Time present and time past
Are both perhaps present in time future,
And time future contained in time past.
If all time is eternally present
All time is unredeemable.

These opening words from TS Eliot’s “Burnt Norton”, the first of his Four Quartets, also open A Late Quartet

They’re hard to spot, though: Peter (played by Christopher Walken) recites them to his students as if they’re his own personal, languidly elliptical thoughts.

The tone is set for a film that deals intimately and conversationally with the grandest questions of time, art and life.

Peter is the cellist of the celebrated Fugue Quartet, darlings of the cultured Manhattan world where they’ve lived and worked together for 25 years.

When Peter is diagnosed with Parkinsons, the future of the quartet looks uncertain and the fault lines that riddle these four intricately interlocking personal and professional relationships begin to show.

Director Yaron Zilberman draws us into the esoteric world of world-class chamber music by blending the specific with the familiar, and the intensely dramatic with the mundane.

As in any piece of music, the silences here are as telling and as variously textured as the sounds. 

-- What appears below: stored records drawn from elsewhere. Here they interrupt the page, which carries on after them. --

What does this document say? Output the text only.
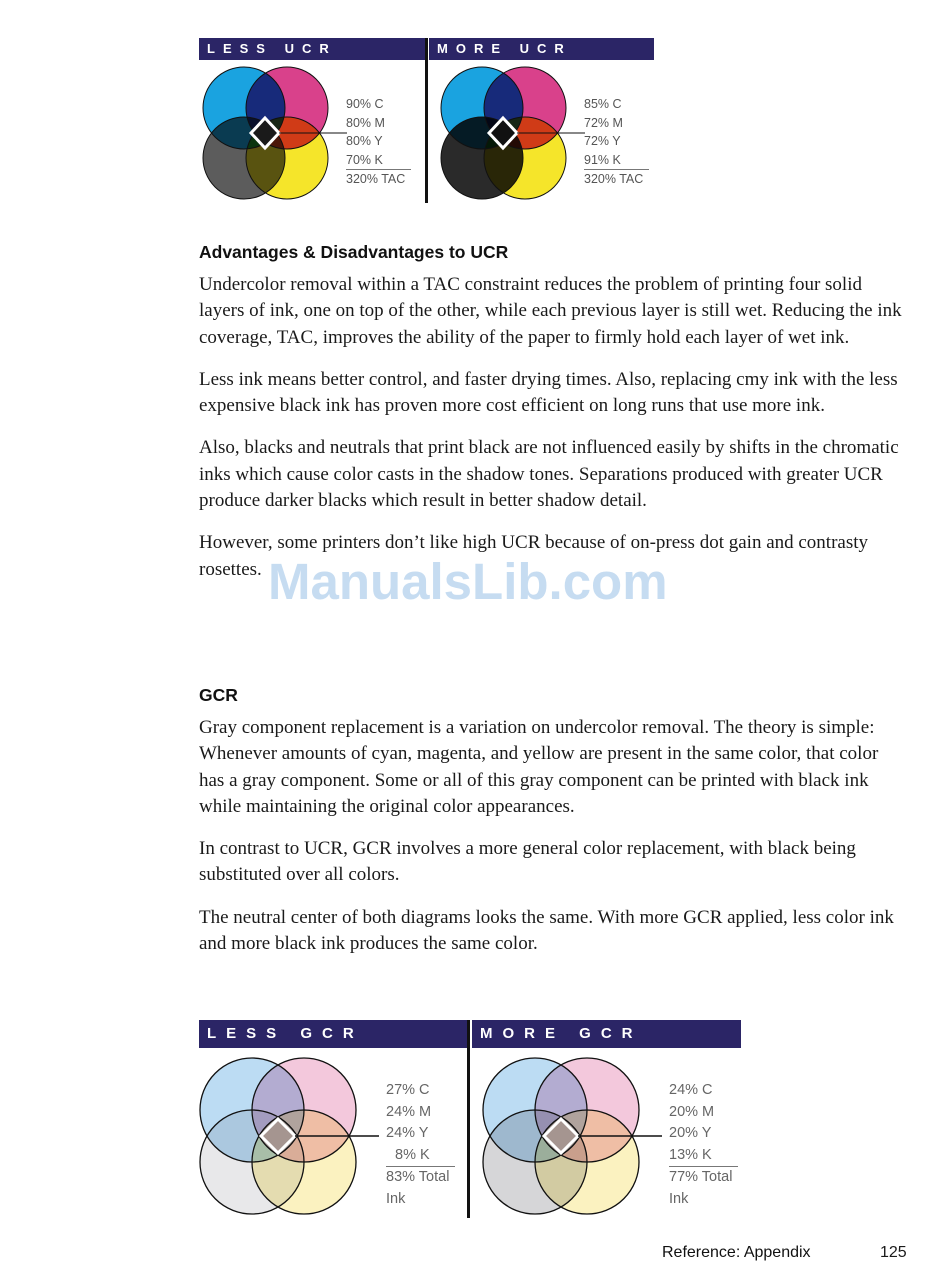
LESS UCR	MORE UCR
90% C
80% M
80% Y
70% K
320% TAC
85% C
72% M
72% Y
91% K
320% TAC
Advantages & Disadvantages to UCR

Undercolor removal within a TAC constraint reduces the problem of printing four solid layers of ink, one on top of the other, while each previous layer is still wet. Reducing the ink coverage, TAC, improves the ability of the paper to firmly hold each layer of wet ink.

Less ink means better control, and faster drying times. Also, replacing cmy ink with the less expensive black ink has proven more cost efficient on long runs that use more ink.

Also, blacks and neutrals that print black are not influenced easily by shifts in the chromatic inks which cause color casts in the shadow tones. Separations produced with greater UCR produce darker blacks which result in better shadow detail.

However, some printers don’t like high UCR because of on-press dot gain and contrasty rosettes. ManualsLib.com
GCR

Gray component replacement is a variation on undercolor removal. The theory is simple: Whenever amounts of cyan, magenta, and yellow are present in the same color, that color has a gray component. Some or all of this gray component can be printed with black ink while maintaining the original color appearances.

In contrast to UCR, GCR involves a more general color replacement, with black being substituted over all colors.

The neutral center of both diagrams looks the same. With more GCR applied, less color ink and more black ink produces the same color.

LESS GCR	MORE GCR
27% C
24% M
24% Y
8% K
83% Total
Ink
24% C
20% M
20% Y
13% K
77% Total
Ink
Reference: Appendix	125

The film’s soul is Beethoven’s String Quartet No.14 Op. 131 – referred to sometimes affectionately, sometimes grimly as “131”. This is the piece the Fugue Quartet are rehearsing for what will be Peter’s final performance. 

We get to know its plaintive strains well. The film succeeds by building its inquiries into perfectionism, loyalty, regret, and artistry around the endlessly rich piece – rather than attempting to imitate it.

On top of the charged relationships criss-crossing the quartet are the interventions of characters on their peripheries. There’s even a dinner scene with Wallace Shawn, which fans of My Dinner with Andre earlier this season will relish.

The genius of A Late Quartet is in holding so many threads of high drama together – not quite in harmony, but in compelling, moreish dissonance.